There are differences by parenthood and age as well. When women become mothers, their earnings stop rising so quickly or even fall. But when men become fathers, their earnings accelerate. Women often have to cut back on employment after having children, sometimes because of unaffordable childcare, which stops them from advancing their careers and earnings.
Plus, evidence has shown that employers judge mothers as less competent and committed workers but fathers as “ideal workers”. By the time their first child is 12, UK women’s hourly wages are one-third below men’s. For mothers, women’s pay day won’t come until May 2 2023.
The overall gender pay gap also ignores how gender intersects with other characteristics, like disability status, ethnicity and being a single parent. For example, white British women earn 18.7% less than white British men, while Bangladeshi women earn 23.1% less and Pakistani women 26.7% less than white British men.
Why we still need the pay gap measure
Gender inequality is a complex concept, and the pay gap is only one measure. While the UK is an average performer internationally on its pay gap, it has a bigger gender gap in employment participation than many other advanced countries.

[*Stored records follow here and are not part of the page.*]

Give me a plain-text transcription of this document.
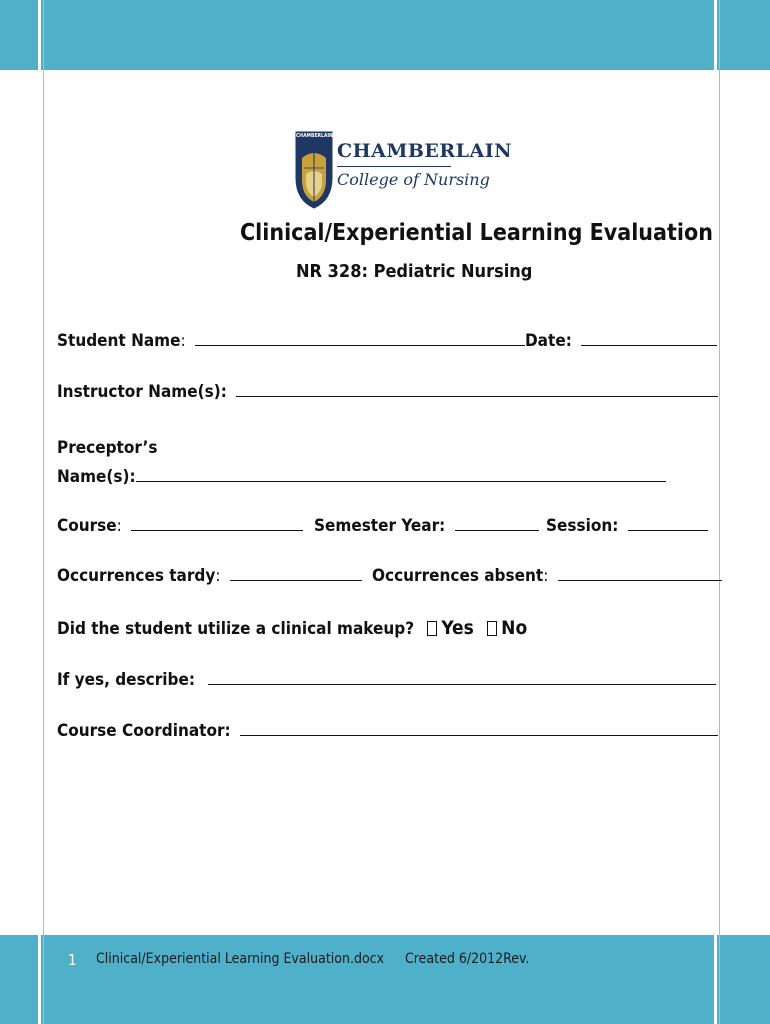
CHAMBERLAIN
CHAMBERLAIN
College of Nursing
Clinical/Experiential Learning Evaluation
NR 328: Pediatric Nursing
Student Name:	Date:
Instructor Name(s):
Preceptor’s
Name(s):
Course:	Semester Year:	Session:
Occurrences tardy:	Occurrences absent:
Did the student utilize a clinical makeup? Yes No
If yes, describe:
Course Coordinator:
1 Clinical/Experiential Learning Evaluation.docx Created 6/2012Rev.
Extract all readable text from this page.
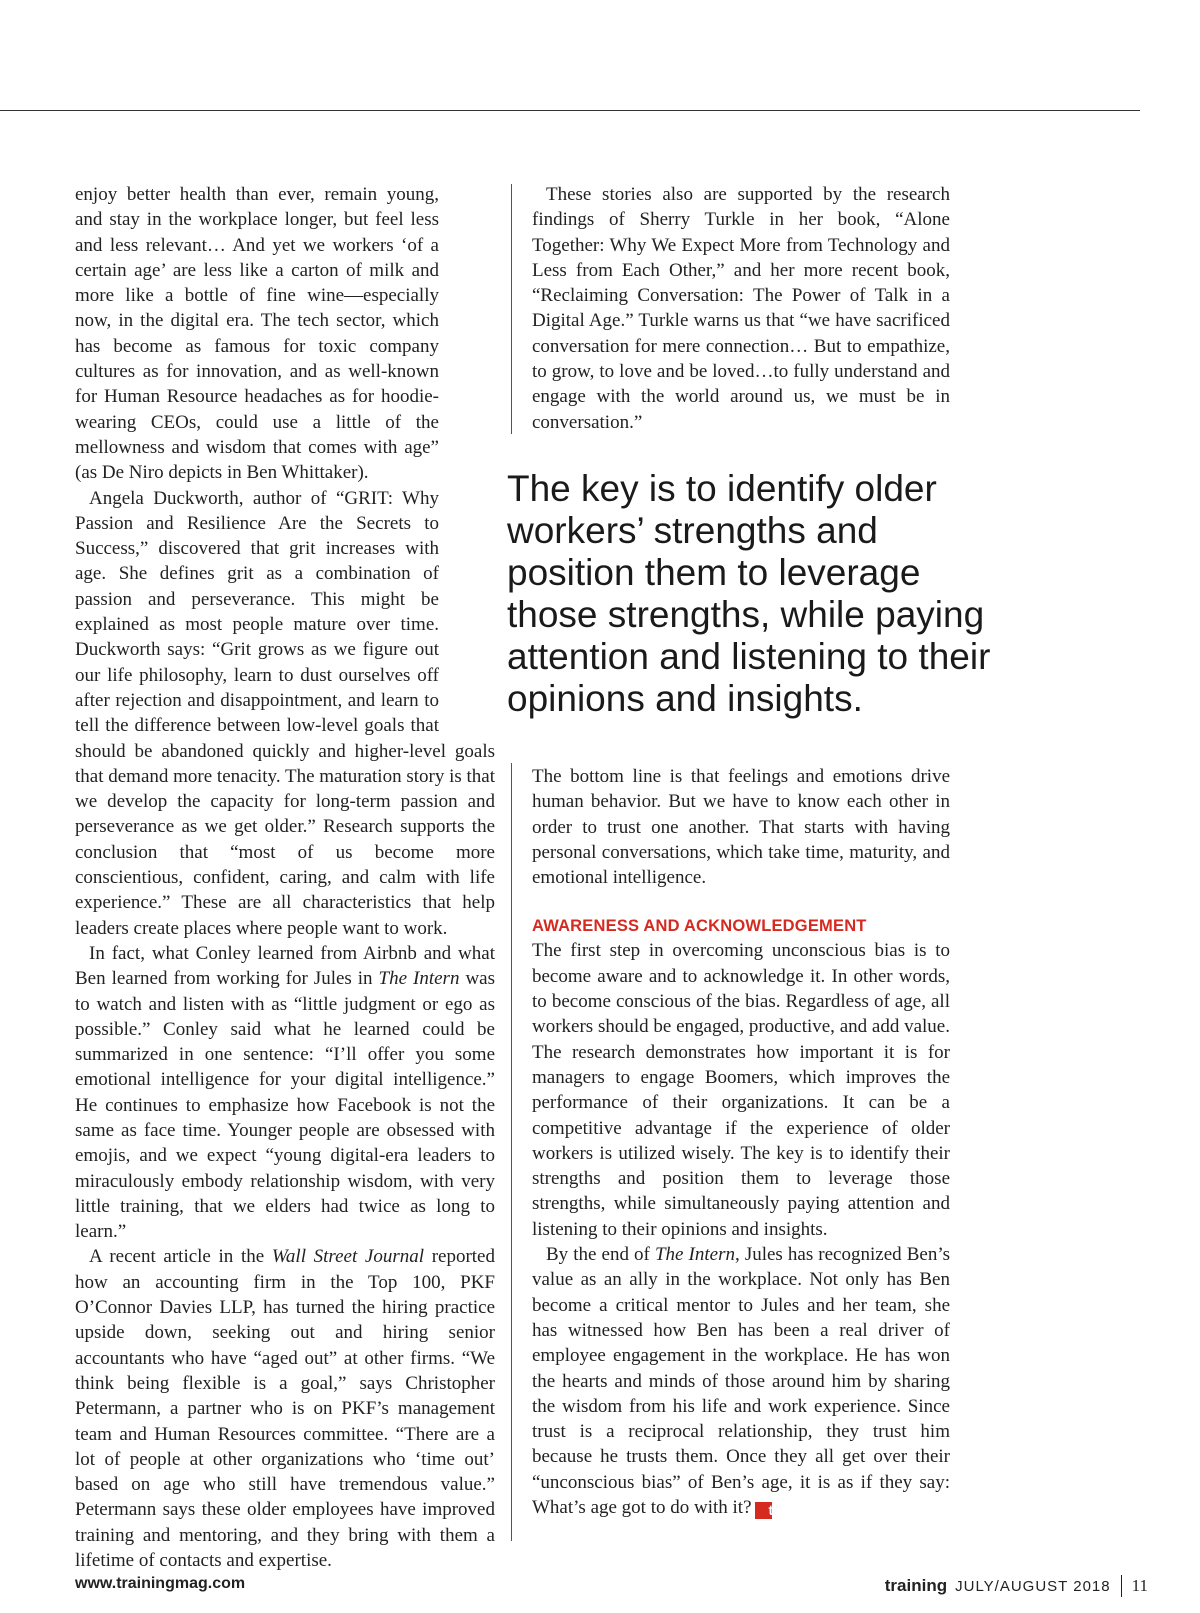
enjoy better health than ever, remain young, and stay in the workplace longer, but feel less and less relevant… And yet we workers ‘of a certain age’ are less like a carton of milk and more like a bottle of fine wine—especially now, in the digital era. The tech sector, which has become as famous for toxic company cultures as for innovation, and as well-known for Human Resource headaches as for hoodie-wearing CEOs, could use a little of the mellowness and wisdom that comes with age” (as De Niro depicts in Ben Whittaker).

Angela Duckworth, author of “GRIT: Why Passion and Resilience Are the Secrets to Success,” discovered that grit increases with age. She defines grit as a combination of passion and perseverance. This might be explained as most people mature over time. Duckworth says: “Grit grows as we figure out our life philosophy, learn to dust ourselves off after rejection and disappointment, and learn to tell the difference between low-level goals that should be abandoned quickly and higher-level goals that demand more tenacity. The maturation story is that we develop the capacity for long-term passion and perseverance as we get older.” Research supports the conclusion that “most of us become more conscientious, confident, caring, and calm with life experience.” These are all characteristics that help leaders create places where people want to work.

In fact, what Conley learned from Airbnb and what Ben learned from working for Jules in The Intern was to watch and listen with as “little judgment or ego as possible.” Conley said what he learned could be summarized in one sentence: “I’ll offer you some emotional intelligence for your digital intelligence.” He continues to emphasize how Facebook is not the same as face time. Younger people are obsessed with emojis, and we expect “young digital-era leaders to miraculously embody relationship wisdom, with very little training, that we elders had twice as long to learn.”

A recent article in the Wall Street Journal reported how an accounting firm in the Top 100, PKF O’Connor Davies LLP, has turned the hiring practice upside down, seeking out and hiring senior accountants who have “aged out” at other firms. “We think being flexible is a goal,” says Christopher Petermann, a partner who is on PKF’s management team and Human Resources committee. “There are a lot of people at other organizations who ‘time out’ based on age who still have tremendous value.” Petermann says these older employees have improved training and mentoring, and they bring with them a lifetime of contacts and expertise.

These stories also are supported by the research findings of Sherry Turkle in her book, “Alone Together: Why We Expect More from Technology and Less from Each Other,” and her more recent book, “Reclaiming Conversation: The Power of Talk in a Digital Age.” Turkle warns us that “we have sacrificed conversation for mere connection… But to empathize, to grow, to love and be loved…to fully understand and engage with the world around us, we must be in conversation.”

The key is to identify older workers’ strengths and position them to leverage those strengths, while paying attention and listening to their opinions and insights.

The bottom line is that feelings and emotions drive human behavior. But we have to know each other in order to trust one another. That starts with having personal conversations, which take time, maturity, and emotional intelligence.

AWARENESS AND ACKNOWLEDGEMENT

The first step in overcoming unconscious bias is to become aware and to acknowledge it. In other words, to become conscious of the bias. Regardless of age, all workers should be engaged, productive, and add value. The research demonstrates how important it is for managers to engage Boomers, which improves the performance of their organizations. It can be a competitive advantage if the experience of older workers is utilized wisely. The key is to identify their strengths and position them to leverage those strengths, while simultaneously paying attention and listening to their opinions and insights.

By the end of The Intern, Jules has recognized Ben’s value as an ally in the workplace. Not only has Ben become a critical mentor to Jules and her team, she has witnessed how Ben has been a real driver of employee engagement in the workplace. He has won the hearts and minds of those around him by sharing the wisdom from his life and work experience. Since trust is a reciprocal relationship, they trust him because he trusts them. Once they all get over their “unconscious bias” of Ben’s age, it is as if they say: What’s age got to do with it? t

www.trainingmag.com	training JULY/AUGUST 2018 11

Focusing on pay also ignores non-wage benefits, like leave entitlements and enjoyment of one’s work. A 2021 study on labour and wellbeing found that including non-wage benefits in the definition of “pay” would widen the UK gender pay gap.
Despite its limitations, the gender pay gap is a straightforward summary measure for keeping track of gender equality. Still, calculating pay gaps for different groups and looking at other measures of gender inequality in the workplace, like employment rates and women’s access to workplace power, can help provide a fuller picture of what’s going on.